Ultimately, though, Devlin said that she was “miserable” and found the decision to be a necessary one.
“I was scared there would be grudges held,” Devlin said. “I know the seniors were upset because they thought their final season would be ruined.”
In an additional memo to the women’s lacrosse team on Dec. 5, Walker told players that “AU policy expressly prohibits any retaliation against anyone who files a complaint,” and that “any incidents of retaliatory behavior” would be “swiftly addressed.”
After Petrucelli’s dismissal
Petrucelli has continued to coach after being dismissed from the University and was in contact with the assistant coaches immediately following the University’s decision.
Four days after Petrucelli was placed on leave, she and both assistant coaches held a winter clinic for middle and high school players at Stone Ridge School of the Sacred Heart in Bethesda, Maryland. The clinic was planned before Dec. 4.
Petrucelli currently works for DEWLAX, a lacrosse club and education program in New Jersey that works with lacrosse players from the youth, middle school and high school levels. Petrucelli has had a relationship working on-and-off with DEWLAX since 2014 and is moving into a larger role to become the director of player development in addition to a mental performance consultant.
Harner stated in the University’s Dec. 20 memo that “additional measures are being put in place to ensure that such conduct is not repeated.”
Maureen Breslin served as the interim head coach this season while AU looks for Petrucelli’s replacement.
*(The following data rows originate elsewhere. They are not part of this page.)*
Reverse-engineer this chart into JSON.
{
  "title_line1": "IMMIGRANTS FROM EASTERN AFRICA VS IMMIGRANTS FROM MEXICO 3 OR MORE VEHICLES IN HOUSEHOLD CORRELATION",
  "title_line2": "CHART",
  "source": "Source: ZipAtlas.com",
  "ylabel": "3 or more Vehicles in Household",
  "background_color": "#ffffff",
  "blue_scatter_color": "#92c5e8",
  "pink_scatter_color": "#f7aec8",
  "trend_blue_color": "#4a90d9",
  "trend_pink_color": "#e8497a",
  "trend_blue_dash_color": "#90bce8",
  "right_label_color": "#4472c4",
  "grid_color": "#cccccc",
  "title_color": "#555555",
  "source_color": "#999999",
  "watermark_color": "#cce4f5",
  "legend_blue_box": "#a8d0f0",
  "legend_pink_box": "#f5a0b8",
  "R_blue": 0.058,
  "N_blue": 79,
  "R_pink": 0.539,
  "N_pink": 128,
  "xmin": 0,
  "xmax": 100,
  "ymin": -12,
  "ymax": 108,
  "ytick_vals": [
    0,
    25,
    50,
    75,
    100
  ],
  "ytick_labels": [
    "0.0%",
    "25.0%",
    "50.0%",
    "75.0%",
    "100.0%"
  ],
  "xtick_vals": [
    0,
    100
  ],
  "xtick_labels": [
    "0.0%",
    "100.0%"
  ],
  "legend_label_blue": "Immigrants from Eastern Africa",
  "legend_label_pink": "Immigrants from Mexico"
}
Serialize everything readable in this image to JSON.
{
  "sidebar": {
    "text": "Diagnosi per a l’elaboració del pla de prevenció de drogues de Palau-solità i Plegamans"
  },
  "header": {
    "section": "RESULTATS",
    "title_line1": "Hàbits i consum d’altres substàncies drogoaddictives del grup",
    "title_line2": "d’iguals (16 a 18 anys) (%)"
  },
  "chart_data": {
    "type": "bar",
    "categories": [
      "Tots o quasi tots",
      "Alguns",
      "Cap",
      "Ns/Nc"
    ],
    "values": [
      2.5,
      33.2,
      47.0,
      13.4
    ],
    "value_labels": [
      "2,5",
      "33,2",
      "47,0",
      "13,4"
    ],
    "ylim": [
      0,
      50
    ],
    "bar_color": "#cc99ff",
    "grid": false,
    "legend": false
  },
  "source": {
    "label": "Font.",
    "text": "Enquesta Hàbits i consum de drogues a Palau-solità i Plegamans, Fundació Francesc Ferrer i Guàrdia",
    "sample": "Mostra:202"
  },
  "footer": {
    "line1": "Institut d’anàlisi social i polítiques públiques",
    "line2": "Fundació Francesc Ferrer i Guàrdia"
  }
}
Breslin served as the assistant coach of AU’s field hockey team from 2003 to 2006 and played one season of lacrosse at Bucknell University. She called the opportunity to coach challenging and exciting in an early February Linkedin post.
“Maureen Breslin did an outstanding job as interim head coach and we so appreciate her commitment,” a spokesperson for the athletic department said. “As detailed when she was hired, we will begin a national search for a permanent coach.”
The lacrosse team had its season shortened by the NCAA on March 12, due to the spread of the coronavirus and only played in non-conference games this season. The lacrosse team played all of its games under Breslin, during which they got off to the best start in program history and finished as one of just eight teams to go undefeated in Division I play (7-0).